Com o aumento do fluxo de viajantes durante a Golden Week, um número crescente de destinos turísticos no Japão está adotando sistemas de “preço duplo”.
A prática diferencia residentes locais de visitantes, sendo que o Aquário de Takeshima, em Gamagori (Aichi), estabeleceu taxas de entrada duas vezes mais caras para quem não reside na cidade, enquanto o governo central se prepara para formalizar diretrizes sobre o tema.

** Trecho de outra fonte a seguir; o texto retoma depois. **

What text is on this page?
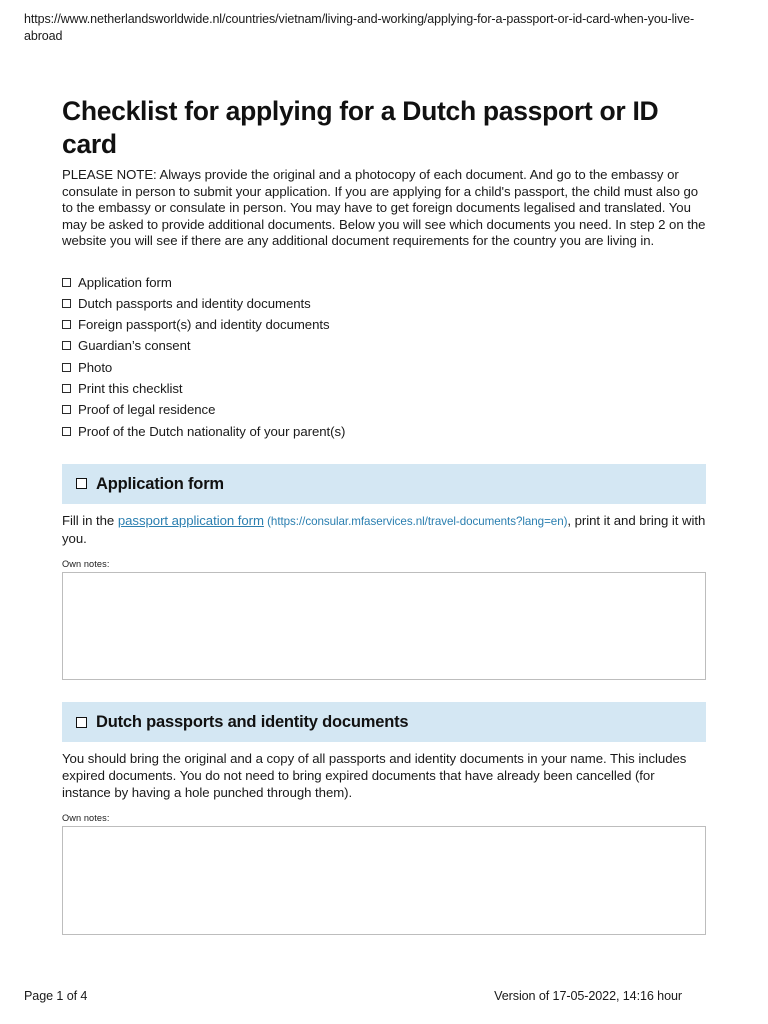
https://www.netherlandsworldwide.nl/countries/vietnam/living-and-working/applying-for-a-passport-or-id-card-when-you-live-abroad
Checklist for applying for a Dutch passport or ID card

PLEASE NOTE: Always provide the original and a photocopy of each document. And go to the embassy or consulate in person to submit your application. If you are applying for a child's passport, the child must also go to the embassy or consulate in person. You may have to get foreign documents legalised and translated. You may be asked to provide additional documents. Below you will see which documents you need. In step 2 on the website you will see if there are any additional document requirements for the country you are living in.

Application form
Dutch passports and identity documents
Foreign passport(s) and identity documents
Guardian’s consent
Photo
Print this checklist
Proof of legal residence
Proof of the Dutch nationality of your parent(s)
Application form

Fill in the passport application form (https://consular.mfaservices.nl/travel-documents?lang=en), print it and bring it with you.

Own notes:
Dutch passports and identity documents

You should bring the original and a copy of all passports and identity documents in your name. This includes expired documents. You do not need to bring expired documents that have already been cancelled (for instance by having a hole punched through them).

Own notes:
Page 1 of 4	Version of 17-05-2022, 14:16 hour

O aquário, que celebra seu 70º aniversário este ano, registrou um forte movimento após uma grande reforma concluída em 2024.
Na bilheteria, o ingresso custa 500 ienes para residentes de Gamagori, enquanto visitantes de fora pagam 1.200 ienes. A administração explicou que a estrutura de preços foi definida com base em tendências nacionais, onde instalações similares elevaram as taxas em cerca de 2,4 a 2,5 vezes.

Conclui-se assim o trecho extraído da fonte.